Sea_Magazine_5321@reddit
The sun grows plants outside.
Do you have the energy to mimic the sun indoors?
Do you have the space to grow enough food?
MrHmuriy@reddit
It's probably possible, but most likely you'll need to have solar panels, wind turbines, and other sources outside the bunker that can provide a fairly large amount of electricity for lighting, watering, and heating such a greenhouse.
SunLillyFairy@reddit
Yes, but not self-sustainable as your only calories. Greens are quick and easy in hydroponics units.

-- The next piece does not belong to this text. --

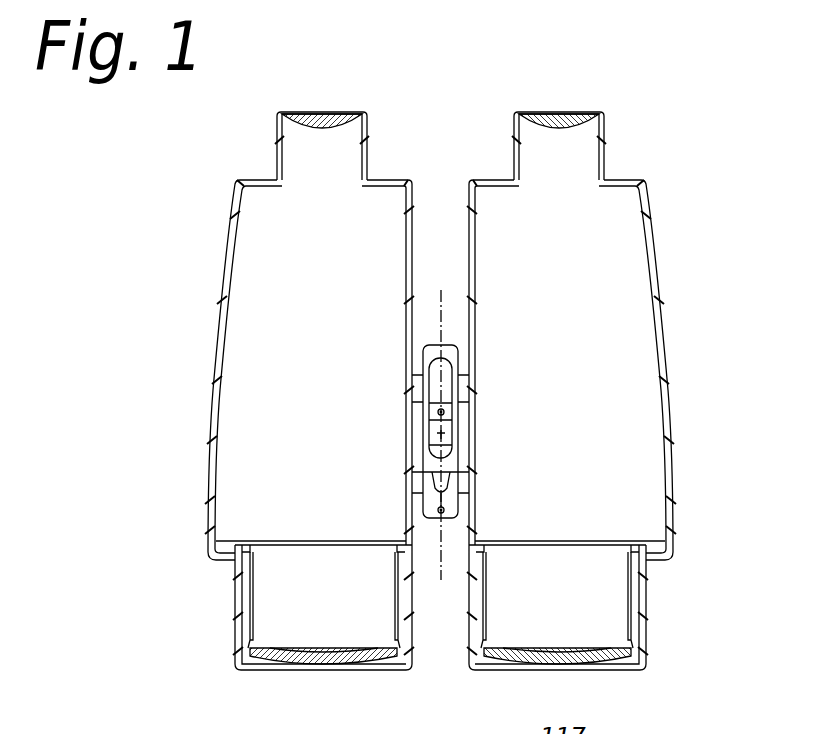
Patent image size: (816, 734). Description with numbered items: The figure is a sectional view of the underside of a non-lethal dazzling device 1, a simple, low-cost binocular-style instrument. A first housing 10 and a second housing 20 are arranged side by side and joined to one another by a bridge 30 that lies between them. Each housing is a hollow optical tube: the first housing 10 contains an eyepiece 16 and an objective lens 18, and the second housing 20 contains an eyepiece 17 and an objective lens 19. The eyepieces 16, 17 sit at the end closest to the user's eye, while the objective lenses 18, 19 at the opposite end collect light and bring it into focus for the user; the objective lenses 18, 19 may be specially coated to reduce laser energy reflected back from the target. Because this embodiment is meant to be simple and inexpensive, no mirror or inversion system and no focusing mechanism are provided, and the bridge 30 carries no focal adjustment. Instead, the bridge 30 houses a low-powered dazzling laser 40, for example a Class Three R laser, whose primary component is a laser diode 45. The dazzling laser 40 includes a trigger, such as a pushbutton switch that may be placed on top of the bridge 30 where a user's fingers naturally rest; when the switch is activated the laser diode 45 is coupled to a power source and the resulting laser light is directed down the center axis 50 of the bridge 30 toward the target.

Edible herbs and such in pots is doable. Sprouting micro greens and wheat on trays would give you a fresh source for vitamins. But have the room, water, fertilizer and lights to grow starchy veggies enough to be self sustaining would be almost impossible, unless you had some huge military-type bunker with a floor dedicated to growing food. More probable is growing some fresh food to supplement stored food.
Side note… If you had to be in a bunker long enough to grow food.. what is left of the world to return to? This makes more sense to me if you’re pondering a scenario with some kind of weather pattern or air contamination or virus where you need to hunker down for a few months.
pineapplesf@reddit
I don't think pollination would be the hard part. Bugs exist everywhere and only a few plants require hand pollination.
Space... you'd need a lot, even with vertical farming. Power to run the right lamps would be difficult. Fans and heat as well. Wouldn't take a ton of fertilizer, especially with an aquaponic system, bur water and nutrient recycling would be hard.
kkinnison@reddit
not really self-sustainable. eventually what ever you are using for soil is going to lose nutrients you cannot get in a closed system. takes a lot of soil and biology science to sustain it, might not even to be able to do it on your own without help. There is a lot of investment right now on closed system indoor urban farming, and they even have success growing some food on the international space station
But the problem is, a lot of farming cost is lowered based on using natural resources. Rain, sunlight, climate, natural fertilizer (aka Manure) and existing soil. (Dont forget Cheap exploited Migrant labor) once you start removing the natural elements it becomes prohibitively expensive
SnooStories251@reddit
Aquaponic with Fish maybe? Tomato+maize + fish or some other combo.
Potatos, strawberriers, grapes. I would try multiple and see what survives with little to no maintainance.